Pamela Bacharach- if you don’t know her, you should. Practicing for 30 years 15 of them on her own, Pam has made a name for herself in Connecticut’s “Quiet Corner” at 20 Windham Street, Willimantic. But Pam herself is not so quiet- she has an open and inviting style that puts people at ease. She loves any kind of litigation and has built a successful practice that includes family and plaintiff’s personal injury matters. But she won’t say no to occasional timber trespass or probate case that comes her way.

In 2008, Pam, a first-generation lawyer bought her building partly because it was three blocks from the Willimantic courthouse. Two years ago, the Willimantic court closed for budgetary reasons, and its business was moved to the existing Putnam and Danielson Courts, also in Windham County. It doesn’t faze Pam, who is used to driving all over the state, having grown up in Fairfield County. Among her reasons for going solo (although Pam is quick to say she couldn’t do it with paralegals Cindy and Dawn) was the desire to make her own decisions and run her own practice and law firm. She was the only partner, and the youngest, and the only litigator in the form she left in 2004, then Prue, Bacharach, and Associates. Pam is grateful for the training she received there as well as from her prior partners and mentors at the firm where she practiced. But in 2004 it was time to open an office that reflected her, and she did

Pam’s office is a rehabbed 1904 residence that is decidedly feminine. With chandeliers, oriental rugs, and exposed brick, the office is warm and homey. “I want people to feel comfortable when they walk in. they are unburdening themselves with emotional and personal information, and we try to make them feel relaxed.”
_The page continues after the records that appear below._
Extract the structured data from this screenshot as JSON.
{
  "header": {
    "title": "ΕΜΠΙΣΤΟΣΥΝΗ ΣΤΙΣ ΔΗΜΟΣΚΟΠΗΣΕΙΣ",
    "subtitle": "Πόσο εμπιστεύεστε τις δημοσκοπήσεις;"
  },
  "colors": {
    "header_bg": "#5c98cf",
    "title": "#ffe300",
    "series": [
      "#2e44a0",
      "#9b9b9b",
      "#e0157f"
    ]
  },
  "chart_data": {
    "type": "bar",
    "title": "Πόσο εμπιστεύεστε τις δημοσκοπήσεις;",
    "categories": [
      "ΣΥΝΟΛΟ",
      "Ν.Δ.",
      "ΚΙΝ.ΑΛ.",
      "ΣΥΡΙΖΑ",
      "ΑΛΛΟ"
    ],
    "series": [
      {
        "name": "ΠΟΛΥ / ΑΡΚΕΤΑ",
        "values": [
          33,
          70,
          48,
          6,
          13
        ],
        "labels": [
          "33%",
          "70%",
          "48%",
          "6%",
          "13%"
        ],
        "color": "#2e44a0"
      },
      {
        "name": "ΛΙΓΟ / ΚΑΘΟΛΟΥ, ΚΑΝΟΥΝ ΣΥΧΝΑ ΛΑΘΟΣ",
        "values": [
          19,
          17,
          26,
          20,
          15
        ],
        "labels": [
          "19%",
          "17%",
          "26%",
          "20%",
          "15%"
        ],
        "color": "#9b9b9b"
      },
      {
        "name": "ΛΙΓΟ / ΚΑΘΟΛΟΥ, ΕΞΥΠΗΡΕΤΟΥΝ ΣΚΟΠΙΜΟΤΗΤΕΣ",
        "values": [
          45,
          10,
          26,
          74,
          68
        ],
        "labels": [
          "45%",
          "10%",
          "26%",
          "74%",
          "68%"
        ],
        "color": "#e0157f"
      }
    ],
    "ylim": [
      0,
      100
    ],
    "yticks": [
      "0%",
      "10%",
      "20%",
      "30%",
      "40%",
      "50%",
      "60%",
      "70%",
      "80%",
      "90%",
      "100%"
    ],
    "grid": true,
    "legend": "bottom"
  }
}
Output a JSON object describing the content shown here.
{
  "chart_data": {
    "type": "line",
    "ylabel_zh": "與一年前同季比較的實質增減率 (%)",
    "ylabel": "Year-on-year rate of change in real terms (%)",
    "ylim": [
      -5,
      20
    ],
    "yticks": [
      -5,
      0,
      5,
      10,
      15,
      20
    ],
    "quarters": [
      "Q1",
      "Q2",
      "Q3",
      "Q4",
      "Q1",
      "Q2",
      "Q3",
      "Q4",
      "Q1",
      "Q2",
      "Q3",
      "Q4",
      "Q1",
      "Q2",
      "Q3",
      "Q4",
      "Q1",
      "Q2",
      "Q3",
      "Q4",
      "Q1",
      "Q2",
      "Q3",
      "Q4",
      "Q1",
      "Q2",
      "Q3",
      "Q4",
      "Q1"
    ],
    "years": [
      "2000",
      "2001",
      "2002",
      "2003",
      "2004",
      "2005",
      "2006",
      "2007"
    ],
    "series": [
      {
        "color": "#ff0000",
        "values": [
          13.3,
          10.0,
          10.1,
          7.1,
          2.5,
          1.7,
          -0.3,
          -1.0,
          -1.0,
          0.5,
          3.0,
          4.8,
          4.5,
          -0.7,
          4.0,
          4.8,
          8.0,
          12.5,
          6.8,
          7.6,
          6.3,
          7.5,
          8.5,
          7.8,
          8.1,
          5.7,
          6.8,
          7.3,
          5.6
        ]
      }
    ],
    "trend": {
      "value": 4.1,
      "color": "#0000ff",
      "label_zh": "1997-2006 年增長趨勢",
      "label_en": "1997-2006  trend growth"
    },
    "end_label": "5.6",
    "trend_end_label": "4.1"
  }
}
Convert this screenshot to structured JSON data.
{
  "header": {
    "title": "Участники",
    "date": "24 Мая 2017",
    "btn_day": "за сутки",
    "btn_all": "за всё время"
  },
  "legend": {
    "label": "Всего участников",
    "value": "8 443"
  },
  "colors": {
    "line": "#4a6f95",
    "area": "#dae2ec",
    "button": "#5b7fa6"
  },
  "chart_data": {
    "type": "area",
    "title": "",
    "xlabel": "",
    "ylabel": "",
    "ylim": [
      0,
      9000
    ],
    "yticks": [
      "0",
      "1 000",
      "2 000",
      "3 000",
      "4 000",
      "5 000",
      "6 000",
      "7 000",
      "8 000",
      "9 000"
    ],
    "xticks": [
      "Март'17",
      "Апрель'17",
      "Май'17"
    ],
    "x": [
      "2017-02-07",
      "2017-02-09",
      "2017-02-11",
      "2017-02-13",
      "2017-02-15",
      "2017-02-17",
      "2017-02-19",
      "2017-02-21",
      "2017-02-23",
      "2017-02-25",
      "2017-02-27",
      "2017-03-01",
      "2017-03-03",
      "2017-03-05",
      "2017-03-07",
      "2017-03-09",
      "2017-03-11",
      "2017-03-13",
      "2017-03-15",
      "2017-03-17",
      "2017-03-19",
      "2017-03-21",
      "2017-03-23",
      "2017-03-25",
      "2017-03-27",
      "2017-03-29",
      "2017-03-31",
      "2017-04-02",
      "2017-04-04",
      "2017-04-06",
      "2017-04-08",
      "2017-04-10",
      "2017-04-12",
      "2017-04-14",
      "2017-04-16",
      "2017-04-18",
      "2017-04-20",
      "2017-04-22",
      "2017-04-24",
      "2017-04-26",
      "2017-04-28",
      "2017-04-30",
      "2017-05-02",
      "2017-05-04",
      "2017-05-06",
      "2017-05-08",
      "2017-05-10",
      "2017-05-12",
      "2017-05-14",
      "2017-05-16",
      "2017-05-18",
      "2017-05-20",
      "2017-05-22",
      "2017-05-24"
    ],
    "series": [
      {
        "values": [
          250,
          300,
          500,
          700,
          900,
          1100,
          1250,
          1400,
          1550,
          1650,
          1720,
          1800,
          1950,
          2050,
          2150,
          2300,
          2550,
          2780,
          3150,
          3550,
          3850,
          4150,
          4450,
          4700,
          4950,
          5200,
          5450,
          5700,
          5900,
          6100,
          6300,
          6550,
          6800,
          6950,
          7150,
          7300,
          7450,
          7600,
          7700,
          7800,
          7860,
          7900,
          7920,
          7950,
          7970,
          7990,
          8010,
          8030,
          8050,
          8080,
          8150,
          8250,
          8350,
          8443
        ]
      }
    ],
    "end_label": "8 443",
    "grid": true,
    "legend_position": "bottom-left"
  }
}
But it wasn’t easy for Pam to get to this stage of her career. “There is no magic formula. You figure much of it out on your own. CTLA and the women’s caucus have been a big help. I was an early member of the women’s caucus, and I brought a small firm perspective to that group. And I always go to a lot of seminars like the annual meeting, the evidence seminar, the one on liens- they are invaluable-especially for a sole practitioner. In Windham County, most of the lawyers are solos or in small firms. There are really no large, multi-lawyer firms. This is a rural community and some lawyers are farmers and wine makers. We have a difficult time competing with the big TV advertisers who outshout everyone to get business. Here, it all comes down to your reputation. My goal is to make everyone who leaves my office, if not happy with their situation, at least happy with the work we provided for them.”